There has been a significant evolution in cybercriminal operations, with many campaigns combining technical innovation with thoughtful planning, since the discovery of MostereRAT underscores the fact that cybercriminals have stepped beyond rudimentary malware to create sophisticated campaigns. As a company, the real challenge will be to not only deploy updated security products, but also adopt a layered, forward-looking defense strategy that anticipates such threats before they become a problem. 

A number of measures, such as tightening user privilege policies, improving browser security, as well as increasing endpoint visibility, can help minimize exposure, however, regular awareness programs remain crucial in order to reduce the success rate of phishing lures and prevent them from achieving maximum success. 

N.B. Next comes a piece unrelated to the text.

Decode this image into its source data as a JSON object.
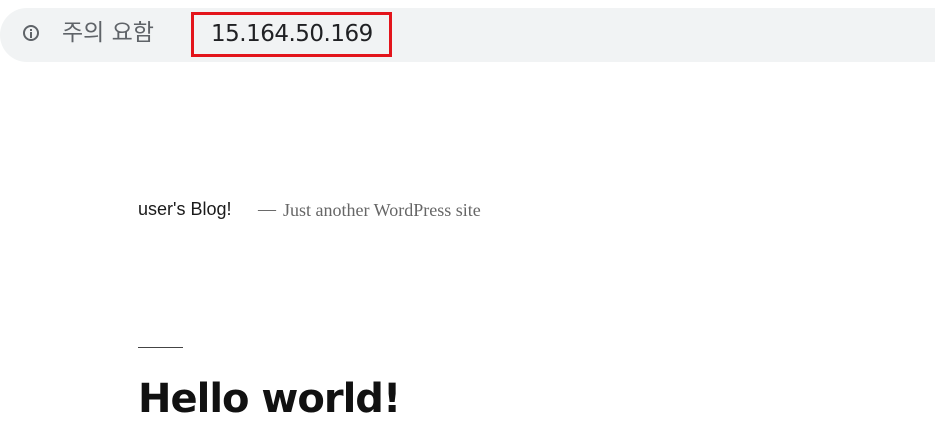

Furthermore, by partnering with managed security providers, organizations can gain access to expertise in detection, response, and continuous monitoring that are difficult to maintain in-house by most organizations. It is clear that adversaries will continue to exploit overlooked vulnerabilities and legitimate tools to their advantage in the future, which is why threats like MostereRAT are on the rise. 

In this environment, resilient defenses and cyber capabilities require more than reactive fixes; they require a culture of preparedness, disciplining operational practices, and a commitment to stay one step ahead within the context of a threat landscape that continues to grow rapidly.